Crailsheim – Euphorisch wird die Bundesliga-Tabelle in Crailsheim immer und immer wieder übers Handy weitergeschickt.
Schließlich verblüffen die Basketballer aus dem Nordosten Baden-Württembergs mit ihrem grandiosen Saisonstart – und führen mindestens bis zum Wochenende mit fünf Siegen sogar die Tabelle an. Die Hakro Merlins Crailsheim haben sich vom Beinahe-Absteiger zum Überraschungsteam gewandelt. Wie die großen Clubs FC Bayern und Alba Berlin ist Crailsheim noch unbesiegt – und das nur gut fünf Monate nach dem Zittern am letzten Spieltag der Vorsaison.
«Letztes Jahr war kein Tiefpunkt. Das war für uns schon der größte Erfolg der Vereinsgeschichte», sagt der sportliche Leiter Ingo Enskat der Deutschen Presse-Agentur und will auch jetzt von einem anderen Saisonziel als dem Klassenerhalt nichts wissen.
Die Fans in der rund 35.000-Einwohner-Stadt sollen die zum großen Teil alles andere als knappen Siege gegen Gießen, Bayreuth, Bonn, Göttingen und den MBC genießen und bei den Gesprächen auf der Straße gerne von den Playoffs träumen. Enskat aber sagt: «Erst wenn der Klassenerhalt rechnerisch geschafft ist, können wir darüber reden, was noch möglich ist. Ab zehn Siegen fühle ich mich wohl.»
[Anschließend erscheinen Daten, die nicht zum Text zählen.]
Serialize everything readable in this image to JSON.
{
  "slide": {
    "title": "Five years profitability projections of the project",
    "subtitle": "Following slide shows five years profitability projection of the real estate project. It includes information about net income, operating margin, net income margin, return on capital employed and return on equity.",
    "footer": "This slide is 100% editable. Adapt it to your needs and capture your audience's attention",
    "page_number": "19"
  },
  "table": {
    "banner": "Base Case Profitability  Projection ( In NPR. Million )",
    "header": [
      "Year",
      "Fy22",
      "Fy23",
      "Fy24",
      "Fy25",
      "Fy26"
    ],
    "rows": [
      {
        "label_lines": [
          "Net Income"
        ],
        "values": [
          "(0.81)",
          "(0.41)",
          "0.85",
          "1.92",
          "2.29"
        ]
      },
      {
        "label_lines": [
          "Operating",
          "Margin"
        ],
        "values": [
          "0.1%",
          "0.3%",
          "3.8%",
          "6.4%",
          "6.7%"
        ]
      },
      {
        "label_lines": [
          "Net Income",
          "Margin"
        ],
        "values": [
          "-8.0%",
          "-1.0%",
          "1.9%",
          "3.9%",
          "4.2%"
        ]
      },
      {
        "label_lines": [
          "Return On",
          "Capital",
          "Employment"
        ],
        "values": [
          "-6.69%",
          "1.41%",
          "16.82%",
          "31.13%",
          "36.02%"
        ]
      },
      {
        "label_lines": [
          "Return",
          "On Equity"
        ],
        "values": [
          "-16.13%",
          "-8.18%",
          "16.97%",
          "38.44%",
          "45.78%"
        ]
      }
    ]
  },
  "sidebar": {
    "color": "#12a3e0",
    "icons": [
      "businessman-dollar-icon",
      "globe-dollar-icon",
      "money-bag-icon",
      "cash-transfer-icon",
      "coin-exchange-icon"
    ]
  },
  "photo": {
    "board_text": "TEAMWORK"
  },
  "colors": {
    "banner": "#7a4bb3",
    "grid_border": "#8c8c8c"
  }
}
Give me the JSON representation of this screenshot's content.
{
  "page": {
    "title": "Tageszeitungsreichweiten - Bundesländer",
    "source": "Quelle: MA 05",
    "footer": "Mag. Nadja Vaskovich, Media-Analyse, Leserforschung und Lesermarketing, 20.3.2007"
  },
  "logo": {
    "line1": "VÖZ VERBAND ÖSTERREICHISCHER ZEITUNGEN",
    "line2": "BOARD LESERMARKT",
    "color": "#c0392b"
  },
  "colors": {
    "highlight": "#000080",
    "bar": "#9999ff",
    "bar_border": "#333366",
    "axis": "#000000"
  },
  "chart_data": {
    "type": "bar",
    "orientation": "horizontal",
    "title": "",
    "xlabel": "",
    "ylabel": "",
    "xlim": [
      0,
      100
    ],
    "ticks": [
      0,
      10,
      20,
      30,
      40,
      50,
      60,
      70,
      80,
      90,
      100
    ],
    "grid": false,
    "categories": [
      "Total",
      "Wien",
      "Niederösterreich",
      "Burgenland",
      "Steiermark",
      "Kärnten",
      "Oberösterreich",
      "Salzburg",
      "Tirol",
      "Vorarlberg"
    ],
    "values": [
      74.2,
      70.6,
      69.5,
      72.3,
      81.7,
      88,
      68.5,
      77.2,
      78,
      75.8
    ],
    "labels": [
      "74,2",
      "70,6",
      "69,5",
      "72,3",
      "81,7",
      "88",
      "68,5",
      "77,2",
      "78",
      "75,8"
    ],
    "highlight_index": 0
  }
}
In der vergangenen Saison hatten die Merlins am Ende nur vier Siege mehr als jetzt. Fünf Erfolge standen damals erst am 22. Spieltag zu Buche. Nun dürften die kommenden vier Partien zeigen, was der Außenseiter möglicherweise in dieser Saison leisten kann. Am Samstag ist Oldenburg zu Gast, Playoff-Halbfinalist der Vorsaison. Dann geht es gegen Ludwigsburg, Vechta und auswärts zum Titelfavoriten FC Bayern. «Es ist die Stärke der Mannschaft, dass sie sich mit ihrer Unerfahrenheit noch nicht viele Gedanken macht», sagt Enskat auch mit Blick auf diese Prüfungen.
Wie erstaunlich die wahrscheinlich kurze Momentaufnahme ist, dass Crailsheim momentan dank der besseren Korb-Differenz auch die Bayern hinter sich lässt, verdeutlicht auch die finanzielle Ausgangslage. Crailsheim plant seine Saison mit rund drei Millionen Euro, dies ist der Mindestetat der Liga. Doch der radikale Schnitt in diesem Sommer scheint auch dank «Glücksgriffen» (Enskat) funktioniert zu haben.
«Dass wir eine deutlich jüngere Mannschaft haben, mehr Athletik, mehr Intensität, das bringt uns auf dem Feld richtig was», erklärt Enskat und begründet weiter: «Wir haben eine tolle Teamchemie. Dann kommt was zustande, das passiert nicht jedes Mal.»
Gleich acht neue Spieler kamen zur neuen Saison nach Crailsheim, das rund 100 Kilometer von Stuttgart entfernt liegt. Die Verantwortlichen haben offenbar die richtigen Entscheidungen getroffen. Unter den Zugängen sind vier der fünf aktuellen Topscorer. Der erfolgreichste Punktesammler Javontae Hawkins wechselte vom griechischen Club Holargos BC zum Bundesliga-Außenseiter. Aber auch Trainer Tuomas Iisalo habe seinen Anteil am Erfolg, weil er seine Herangehensweise verändert habe und aggressiver spielen lasse, so Enskat.
Iisalo hatte schon vor der Saison prognostiziert: «Wenn die Puzzleteile ineinandergreifen, haben wir meines Erachtens eine gute Chance, unsere Platzierung der letzten Saison zu verbessern.» Einen solchen Saisonstart hat aber auch der 37-jährige Finne wohl nicht einkalkuliert.